The conclusion is probably still correct, since I can't see any of the 
selection factors making enough of a difference to cover the relatively 
large delta in scores. The absolute numbers are large enough that the 
imbalance strikes most people as not being so significant - at least, 
until you push those scores under a bell curve and turn them into 
percentiles.

The second problem is, "what is a teacher?" If you define a teacher in 
the narrow sense of their measurable performance as a skilled classroom 
technician according to relatively abstract parameters, then the 
premise is clearly untenable.

If instead you define a teacher in the more pragmatic sense of being an 
individual capable of imparting information to another individual or 
groups of same, then your implied axiom that college training improves 
the results comes into question. Voice training or a drama course may 
be more effective, hour for hour, than teacher training.

A concrete eg of this is studies on criminal recidivism (discussed here: 
http://www.hypoglycemia.asn.au/articles/forgotten_factor_crimedebate.html) 
discovering that counsellors weren't as effective in preventing the 
recurrence of crime as was nutrition training. Not a result you'd 
expect.

Certainly, the axiom is well open to question in a home schooling 
environment, and I wonder when I see no evidence of anyone following 
that question back to the classroom environment in search of tunable 
parameters with which to make teacher training more effective.

The third problem lies in what is being taught. What makes you sure that 
the curriculum areas so far identified and formalised are so strongly 
related to the impartation and measurement of skills which will be 
effective in real life - even if "real life" is a laboratory somewhere?

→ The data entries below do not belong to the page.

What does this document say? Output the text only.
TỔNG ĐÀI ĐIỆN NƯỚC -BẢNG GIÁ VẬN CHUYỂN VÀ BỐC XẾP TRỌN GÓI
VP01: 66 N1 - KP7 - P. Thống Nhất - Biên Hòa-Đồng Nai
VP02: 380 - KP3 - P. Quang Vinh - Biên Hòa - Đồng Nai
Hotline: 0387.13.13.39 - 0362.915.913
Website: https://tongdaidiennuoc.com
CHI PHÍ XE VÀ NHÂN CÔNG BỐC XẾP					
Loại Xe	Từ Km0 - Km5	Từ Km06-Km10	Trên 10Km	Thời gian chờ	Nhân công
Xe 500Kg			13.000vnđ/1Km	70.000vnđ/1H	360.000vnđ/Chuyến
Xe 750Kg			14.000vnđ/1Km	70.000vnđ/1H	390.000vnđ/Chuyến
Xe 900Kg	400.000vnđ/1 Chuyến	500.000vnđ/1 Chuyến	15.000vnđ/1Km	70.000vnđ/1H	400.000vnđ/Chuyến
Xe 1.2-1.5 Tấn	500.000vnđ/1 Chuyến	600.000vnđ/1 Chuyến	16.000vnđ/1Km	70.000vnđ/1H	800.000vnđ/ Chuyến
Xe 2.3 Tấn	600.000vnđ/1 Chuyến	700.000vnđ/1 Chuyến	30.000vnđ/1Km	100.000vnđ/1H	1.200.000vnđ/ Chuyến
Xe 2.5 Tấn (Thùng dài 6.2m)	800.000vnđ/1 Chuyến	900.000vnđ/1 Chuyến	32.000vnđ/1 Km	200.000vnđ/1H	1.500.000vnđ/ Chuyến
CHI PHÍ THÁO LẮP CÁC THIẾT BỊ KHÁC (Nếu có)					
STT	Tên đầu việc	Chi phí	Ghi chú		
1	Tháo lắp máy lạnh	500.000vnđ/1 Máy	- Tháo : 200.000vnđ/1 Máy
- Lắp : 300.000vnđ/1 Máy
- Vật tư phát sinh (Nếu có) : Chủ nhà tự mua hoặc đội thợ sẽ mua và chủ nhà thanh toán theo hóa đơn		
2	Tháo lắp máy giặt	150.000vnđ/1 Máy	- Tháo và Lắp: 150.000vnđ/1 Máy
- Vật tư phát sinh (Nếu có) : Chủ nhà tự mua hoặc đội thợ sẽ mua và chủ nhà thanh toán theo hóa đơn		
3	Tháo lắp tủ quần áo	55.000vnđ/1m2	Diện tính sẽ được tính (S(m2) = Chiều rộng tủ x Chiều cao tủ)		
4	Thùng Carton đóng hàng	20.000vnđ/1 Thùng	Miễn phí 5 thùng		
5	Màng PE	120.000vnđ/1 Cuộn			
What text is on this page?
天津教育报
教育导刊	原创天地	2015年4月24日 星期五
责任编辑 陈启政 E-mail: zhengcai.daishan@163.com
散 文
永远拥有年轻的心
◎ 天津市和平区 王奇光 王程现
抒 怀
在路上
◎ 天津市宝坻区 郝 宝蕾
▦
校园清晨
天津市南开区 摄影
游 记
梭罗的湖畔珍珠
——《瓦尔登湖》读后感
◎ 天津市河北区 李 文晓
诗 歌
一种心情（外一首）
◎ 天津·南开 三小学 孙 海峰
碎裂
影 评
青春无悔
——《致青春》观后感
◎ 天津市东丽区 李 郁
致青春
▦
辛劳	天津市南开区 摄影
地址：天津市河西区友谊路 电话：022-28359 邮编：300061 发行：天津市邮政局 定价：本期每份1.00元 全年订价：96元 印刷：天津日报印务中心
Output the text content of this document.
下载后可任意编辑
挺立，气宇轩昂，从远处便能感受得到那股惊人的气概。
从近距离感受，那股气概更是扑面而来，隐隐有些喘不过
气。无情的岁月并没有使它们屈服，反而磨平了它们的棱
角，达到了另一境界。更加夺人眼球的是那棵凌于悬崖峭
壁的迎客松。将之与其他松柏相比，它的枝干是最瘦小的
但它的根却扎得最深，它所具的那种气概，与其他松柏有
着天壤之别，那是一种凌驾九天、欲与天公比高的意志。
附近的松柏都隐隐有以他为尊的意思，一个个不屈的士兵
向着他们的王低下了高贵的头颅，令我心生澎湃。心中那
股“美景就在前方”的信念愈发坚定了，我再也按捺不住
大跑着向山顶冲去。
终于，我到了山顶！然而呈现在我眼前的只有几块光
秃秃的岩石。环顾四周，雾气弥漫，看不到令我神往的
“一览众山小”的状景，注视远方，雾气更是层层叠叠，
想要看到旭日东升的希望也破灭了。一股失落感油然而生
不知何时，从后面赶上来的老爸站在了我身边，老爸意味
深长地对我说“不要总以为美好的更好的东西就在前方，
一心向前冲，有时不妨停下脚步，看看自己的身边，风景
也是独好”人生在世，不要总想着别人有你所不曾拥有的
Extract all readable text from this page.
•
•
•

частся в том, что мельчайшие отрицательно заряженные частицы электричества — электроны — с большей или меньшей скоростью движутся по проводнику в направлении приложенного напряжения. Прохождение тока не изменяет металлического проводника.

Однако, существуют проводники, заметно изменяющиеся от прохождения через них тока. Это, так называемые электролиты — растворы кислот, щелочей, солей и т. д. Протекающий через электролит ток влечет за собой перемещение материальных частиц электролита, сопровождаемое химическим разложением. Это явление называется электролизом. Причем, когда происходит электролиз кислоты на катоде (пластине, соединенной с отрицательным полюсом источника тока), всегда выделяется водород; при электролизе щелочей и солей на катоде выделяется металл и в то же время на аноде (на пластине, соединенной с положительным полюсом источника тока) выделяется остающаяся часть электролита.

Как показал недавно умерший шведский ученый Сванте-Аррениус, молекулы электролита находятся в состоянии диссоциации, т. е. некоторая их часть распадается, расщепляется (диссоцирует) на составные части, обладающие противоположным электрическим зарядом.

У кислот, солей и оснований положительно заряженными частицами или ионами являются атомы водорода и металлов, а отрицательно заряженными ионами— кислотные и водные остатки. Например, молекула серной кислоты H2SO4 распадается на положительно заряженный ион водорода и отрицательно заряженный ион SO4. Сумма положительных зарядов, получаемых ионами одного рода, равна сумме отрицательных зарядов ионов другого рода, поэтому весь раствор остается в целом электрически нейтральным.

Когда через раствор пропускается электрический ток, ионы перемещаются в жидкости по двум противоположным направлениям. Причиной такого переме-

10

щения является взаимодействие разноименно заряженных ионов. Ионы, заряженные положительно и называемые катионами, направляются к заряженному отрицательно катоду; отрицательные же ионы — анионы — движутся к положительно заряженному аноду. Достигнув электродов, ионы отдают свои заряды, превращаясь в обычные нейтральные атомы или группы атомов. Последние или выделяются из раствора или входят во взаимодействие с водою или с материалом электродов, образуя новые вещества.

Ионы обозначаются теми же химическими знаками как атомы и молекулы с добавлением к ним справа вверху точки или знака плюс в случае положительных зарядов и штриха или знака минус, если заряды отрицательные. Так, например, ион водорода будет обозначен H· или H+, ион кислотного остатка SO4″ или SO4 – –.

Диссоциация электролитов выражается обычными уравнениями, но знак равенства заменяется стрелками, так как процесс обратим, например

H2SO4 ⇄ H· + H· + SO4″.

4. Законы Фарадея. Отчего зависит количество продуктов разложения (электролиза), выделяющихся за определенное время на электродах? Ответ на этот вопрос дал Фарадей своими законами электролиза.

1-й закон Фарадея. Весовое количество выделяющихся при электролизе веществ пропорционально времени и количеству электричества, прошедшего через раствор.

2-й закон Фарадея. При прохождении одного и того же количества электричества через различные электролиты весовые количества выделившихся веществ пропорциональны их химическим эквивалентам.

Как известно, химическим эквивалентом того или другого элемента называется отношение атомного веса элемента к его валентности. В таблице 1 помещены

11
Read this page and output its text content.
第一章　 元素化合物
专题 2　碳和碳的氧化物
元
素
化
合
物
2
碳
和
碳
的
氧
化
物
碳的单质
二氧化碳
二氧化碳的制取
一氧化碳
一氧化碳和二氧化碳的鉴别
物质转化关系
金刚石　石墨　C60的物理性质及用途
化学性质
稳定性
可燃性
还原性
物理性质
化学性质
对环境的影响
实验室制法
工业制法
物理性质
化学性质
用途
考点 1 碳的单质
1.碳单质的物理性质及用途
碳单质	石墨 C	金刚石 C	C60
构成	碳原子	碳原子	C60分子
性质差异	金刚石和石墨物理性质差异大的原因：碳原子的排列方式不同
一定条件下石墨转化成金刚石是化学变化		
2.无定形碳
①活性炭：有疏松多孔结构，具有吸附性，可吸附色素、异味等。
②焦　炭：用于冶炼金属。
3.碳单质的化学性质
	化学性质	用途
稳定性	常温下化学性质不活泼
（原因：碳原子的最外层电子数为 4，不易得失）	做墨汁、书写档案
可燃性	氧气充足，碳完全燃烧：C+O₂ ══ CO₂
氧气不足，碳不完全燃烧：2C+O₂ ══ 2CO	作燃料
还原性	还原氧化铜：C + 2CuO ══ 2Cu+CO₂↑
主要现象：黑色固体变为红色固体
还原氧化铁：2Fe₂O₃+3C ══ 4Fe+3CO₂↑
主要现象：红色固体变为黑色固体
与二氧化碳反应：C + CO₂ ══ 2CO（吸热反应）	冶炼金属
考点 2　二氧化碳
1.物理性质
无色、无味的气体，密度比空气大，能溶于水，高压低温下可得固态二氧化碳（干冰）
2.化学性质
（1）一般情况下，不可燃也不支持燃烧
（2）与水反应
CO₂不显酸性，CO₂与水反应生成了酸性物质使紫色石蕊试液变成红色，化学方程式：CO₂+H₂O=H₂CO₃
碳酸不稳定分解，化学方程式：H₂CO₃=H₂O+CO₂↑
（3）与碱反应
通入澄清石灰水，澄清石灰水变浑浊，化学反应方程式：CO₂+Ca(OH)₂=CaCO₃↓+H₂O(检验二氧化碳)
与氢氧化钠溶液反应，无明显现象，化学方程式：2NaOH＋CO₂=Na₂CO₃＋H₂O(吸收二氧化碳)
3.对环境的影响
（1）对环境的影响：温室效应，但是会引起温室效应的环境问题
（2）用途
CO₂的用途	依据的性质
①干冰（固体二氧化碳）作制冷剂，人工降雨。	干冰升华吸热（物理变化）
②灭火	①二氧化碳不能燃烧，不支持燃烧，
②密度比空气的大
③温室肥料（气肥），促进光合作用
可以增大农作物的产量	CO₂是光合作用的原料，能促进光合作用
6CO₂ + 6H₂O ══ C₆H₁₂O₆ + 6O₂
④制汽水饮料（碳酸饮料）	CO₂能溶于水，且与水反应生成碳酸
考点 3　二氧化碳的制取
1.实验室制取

It could well be that the application of parenting skills are more 
effective in leading scholars to study and adopt their materials than 
the best formal study technology applied without "adoption" by the 
scholar.

In short, I still think your approach was (for a researcher) very much 
on the subjective side and I strongly disagree with your conclusion 
that the metric used does not strongly apply. I recommend, albeit 
without the qualifications to back my recommendation, that you 
reconsider your axiom that parents cannot be, on average, better 
teachers than teachers.

If any of the other educators here are feeling brave, perhaps you'd like 
to comment on how many of your parenting skills are involved when you 
are doing your most rewarding and effective work?